PWMU.CO – Menyambut 78 tahun Indonesia Merdeka, Ketua Umum PP Muhammadiyah, Haedar Nashir mengajak seluruh komponen bangsa untuk mensyukuri hari kemerdekaan yang dilaksanakan rutin pada 17 Agustus seraya membangun fisik dan jiwa Indonesia.
Perayaan kemerdekaan menurutnya adalah dengan mensyukuri nikmat termahal dari Tuhan Yang Maha Esa itu, sekaligus juga mengenang perjuangan mujahid pejuang bangsa dan negara yang nir-pamrih dengan jiwa dan raga mereka.
Perjuangan mereka bagian dari lembar-lembar sejarah Indonesia yang tidak boleh dilupakan.
“Maka ketika hari ini kita merayakan kemerdekaan Indonesia yang ke-78, selain kegembiraan kita perlu berrefleksi secara mendalam baik bagi seluruh elite, maupun warga bangsa di struktur pemerintahan, komponen bangsa, dan kekuatan-kekuatan bangsa,” kata Haedar Nashir dalam pidatonya seperti dimuat muhammadiyah or.id.
Agar kemerdekaan menjadi momentum kolektif bangsa Indonesia, menurut Haedar perlu melakukan beberapa hal.

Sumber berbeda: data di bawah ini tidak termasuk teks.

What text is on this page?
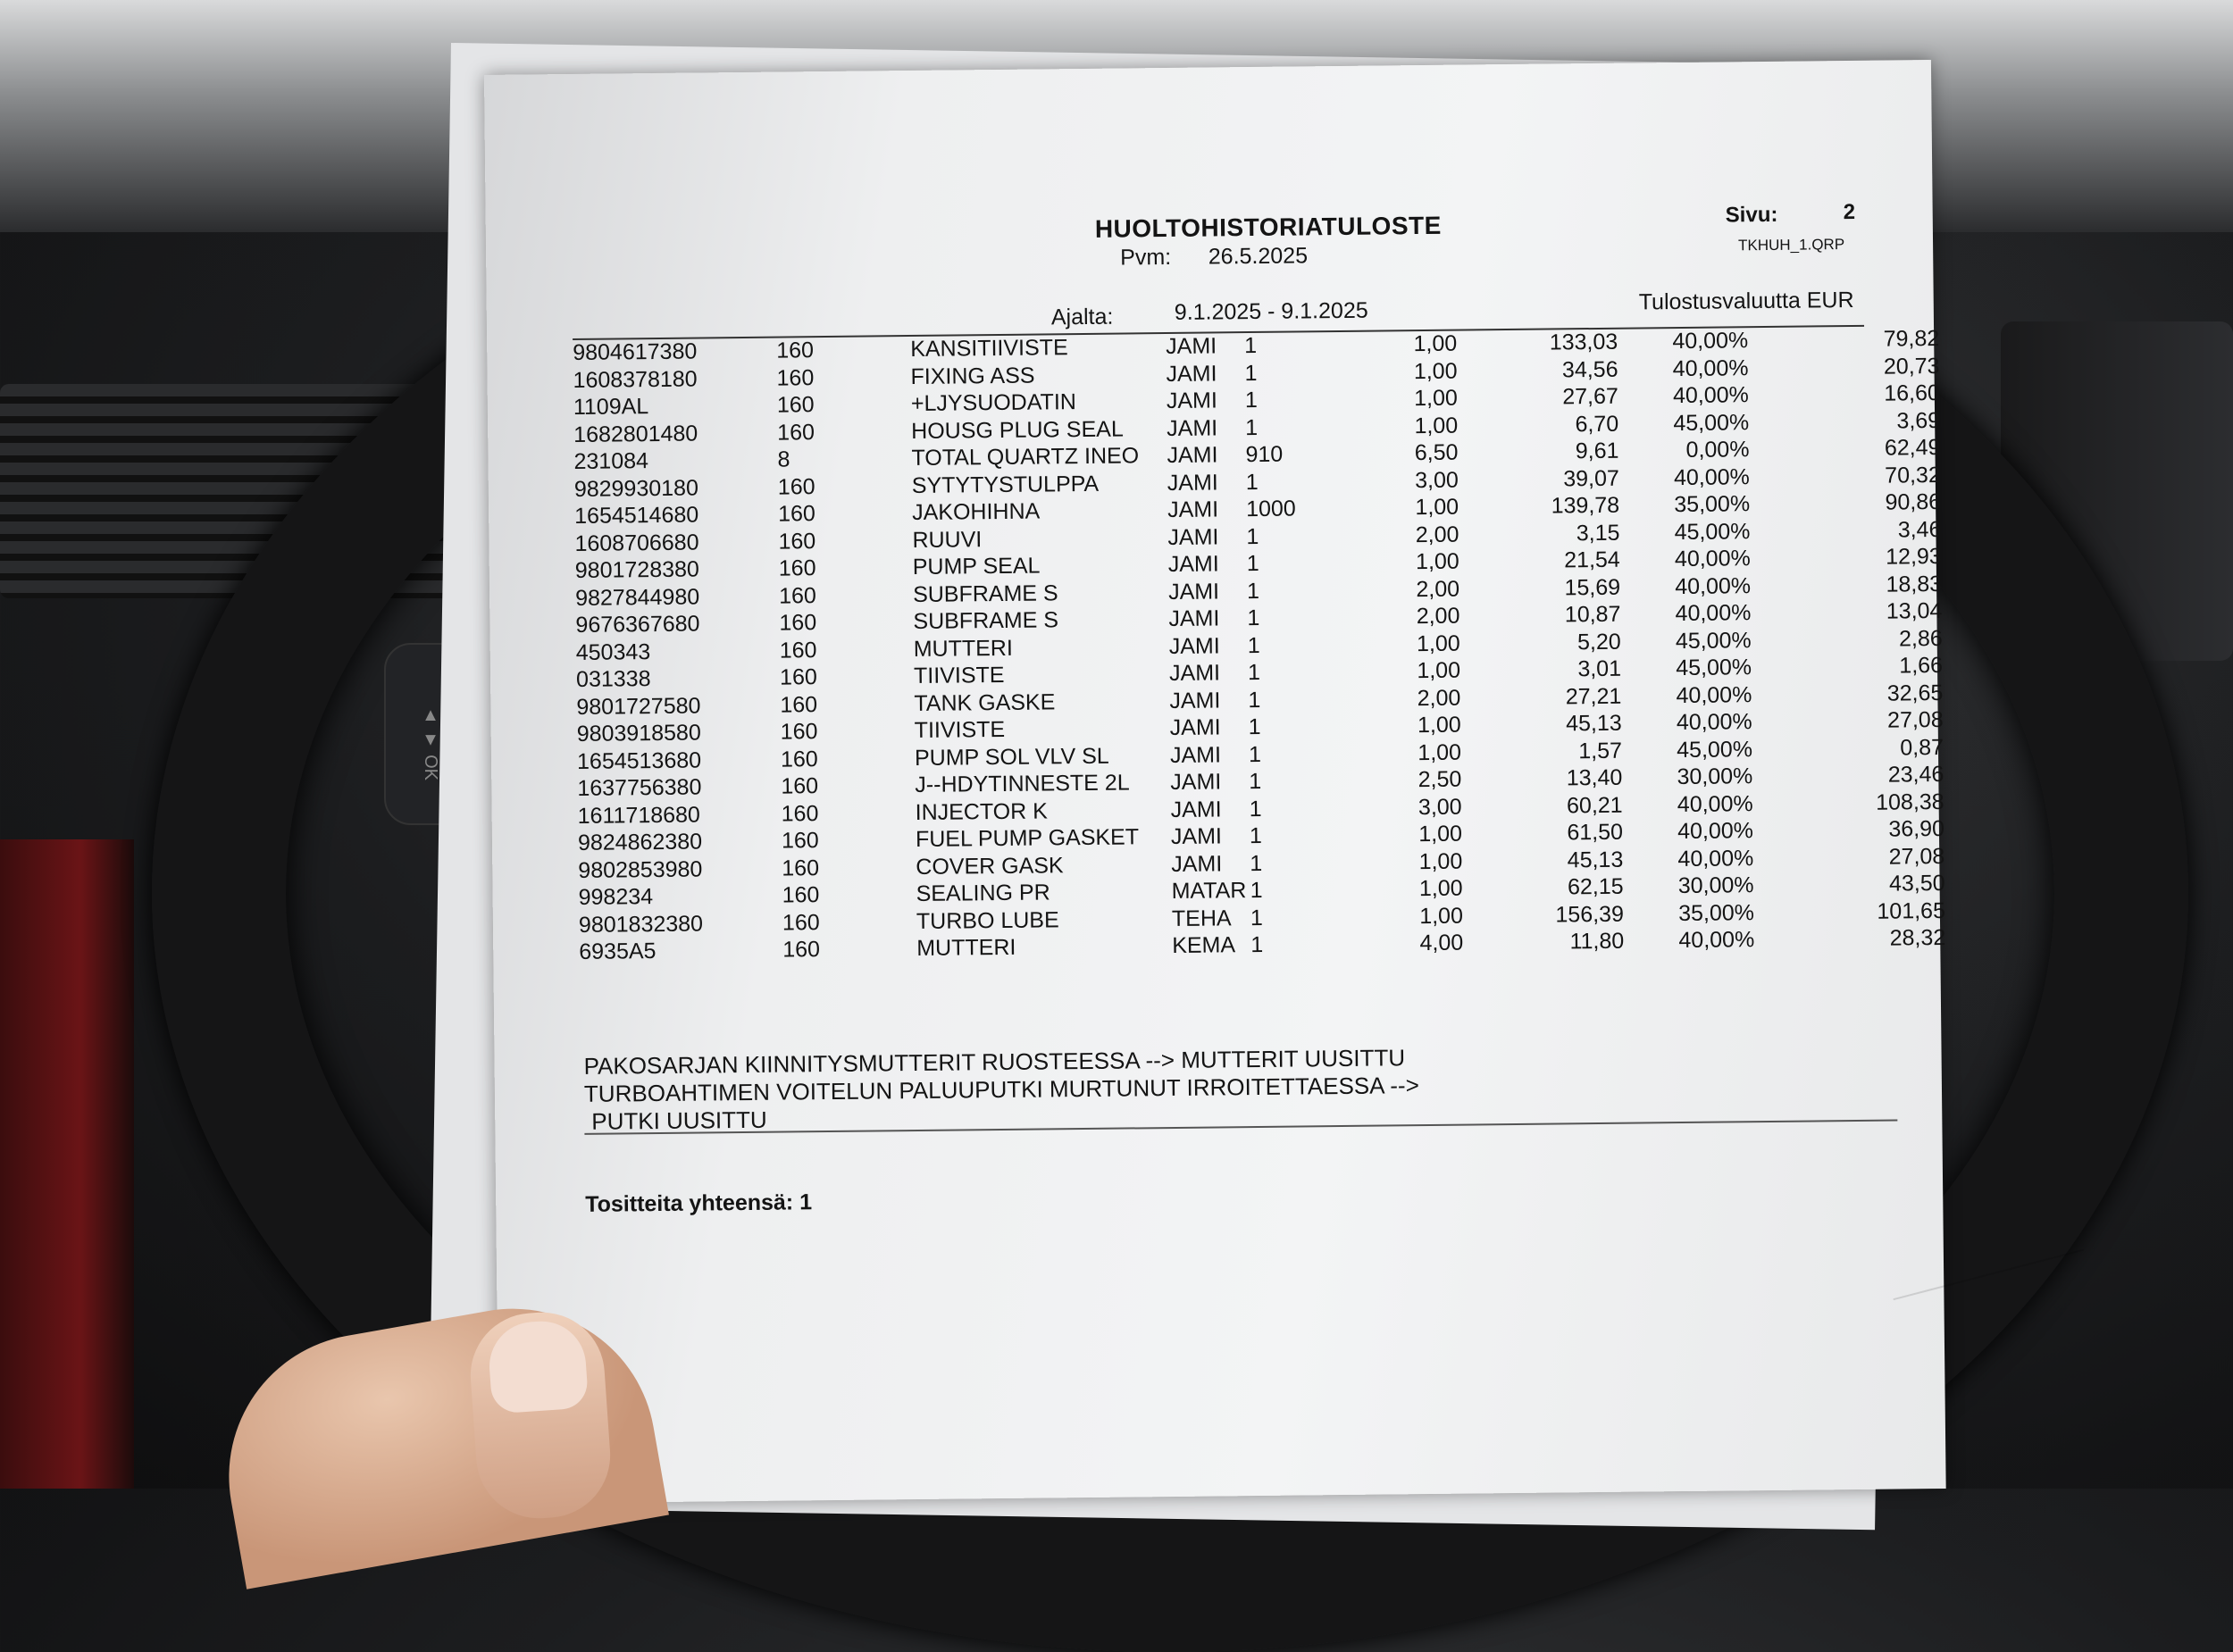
▲ ▼ OK
HUOLTOHISTORIATULOSTE
Pvm: 26.5.2025
Sivu:	2
TKHUH_1.QRP
Ajalta:	9.1.2025 - 9.1.2025	Tulostusvaluutta EUR
9804617380	160	KANSITIIVISTE	JAMI 1	1,00	133,03	40,00%	79,82
1608378180	160	FIXING ASS	JAMI 1	1,00	34,56	40,00%	20,73
1109AL	160	+LJYSUODATIN	JAMI 1	1,00	27,67	40,00%	16,60
1682801480	160	HOUSG PLUG SEAL JAMI 1	1,00	6,70	45,00%	3,69
231084	8	TOTAL QUARTZ INEO JAMI 910	6,50	9,61	0,00%	62,49
9829930180	160	SYTYTYSTULPPA	JAMI 1	3,00	39,07	40,00%	70,32
1654514680	160	JAKOHIHNA	JAMI 1000	1,00	139,78	35,00%	90,86
1608706680	160	RUUVI	JAMI 1	2,00	3,15	45,00%	3,46
9801728380	160	PUMP SEAL	JAMI 1	1,00	21,54	40,00%	12,93
9827844980	160	SUBFRAME S	JAMI 1	2,00	15,69	40,00%	18,83
9676367680	160	SUBFRAME S	JAMI 1	2,00	10,87	40,00%	13,04
450343	160	MUTTERI	JAMI 1	1,00	5,20	45,00%	2,86
031338	160	TIIVISTE	JAMI 1	1,00	3,01	45,00%	1,66
9801727580	160	TANK GASKE	JAMI 1	2,00	27,21	40,00%	32,65
9803918580	160	TIIVISTE	JAMI 1	1,00	45,13	40,00%	27,08
1654513680	160	PUMP SOL VLV SL	JAMI 1	1,00	1,57	45,00%	0,87
1637756380	160	J--HDYTINNESTE 2L JAMI 1	2,50	13,40	30,00%	23,46
1611718680	160	INJECTOR K	JAMI 1	3,00	60,21	40,00%	108,38
9824862380	160	FUEL PUMP GASKET JAMI 1	1,00	61,50	40,00%	36,90
9802853980	160	COVER GASK	JAMI 1	1,00	45,13	40,00%	27,08
998234	160	SEALING PR	MATAR 1	1,00	62,15	30,00%	43,50
9801832380	160	TURBO LUBE	TEHA 1	1,00	156,39	35,00%	101,65
6935A5	160	MUTTERI	KEMA 1	4,00	11,80	40,00%	28,32
PAKOSARJAN KIINNITYSMUTTERIT RUOSTEESSA --> MUTTERIT UUSITTU
TURBOAHTIMEN VOITELUN PALUUPUTKI MURTUNUT IRROITETTAESSA -->
PUTKI UUSITTU
Tositteita yhteensä: 1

Pertama, melakukan refleksi atas segala perjuangan para mujahid pejuang sekaligus pendiri Indonesia yang telah berkorban banyak hal, termasuk nyawa mereka.
Indonesia saat ini termasuk elite bangsa dan seluruh warga bangsa hendaknya mendalami dan meresapi setiap pengorbanan para pendahulu.
Penyerapan semangat tersebut diharapkan menjadi fondasi dalam berjuang dengan tulus untuk membangun dan mewujudkan cita-cita Indonesia sebagai negara merdeka, adil dan makmur, seperti dalam UUD 45.
“UUD 45 sebagai pesan konstitusional untuk generasi pasca kemerdekaan. Itulah tasyakur kita, bentuk kesyukuran kita lebih dari sekadar kegembiraan dan hal-hal simbolik semata,” ujarnya.
Kedua, merekonstruksi nilai-nilai luhur (UUD 45 dan Pancasila) yang menjadi fondasi, alam pikiran, dan orientasi tindakan dari bangunan dasar Indonesia Merdeka.
Haedar berpesan supaya nilai-nilai luhur tersebut dihayati, dipahami dan tidak kalah penting dijalankan, serta menjadi bingkai dan arah dalam menyelenggarakan kebangsaan dan kenegaraan.
”Jangan sampai kita membawa Indonesia maju secara fisik, tetapi keropos rohani dan jiwanya. Kehilangan makna dari pembukaan, batang tubuh, UUD 45 dan Pancasila dengan lima silanya yang mendasar, dan spirit perjuangan para pendiri bangsa. Kita boleh merekonstruksi itu, di saat boleh jadi saat ini kita mengalami distorsi, penyimpangan dan peluruhan,” kata guru besar Universitas Muhammadiyah Yogyakarta.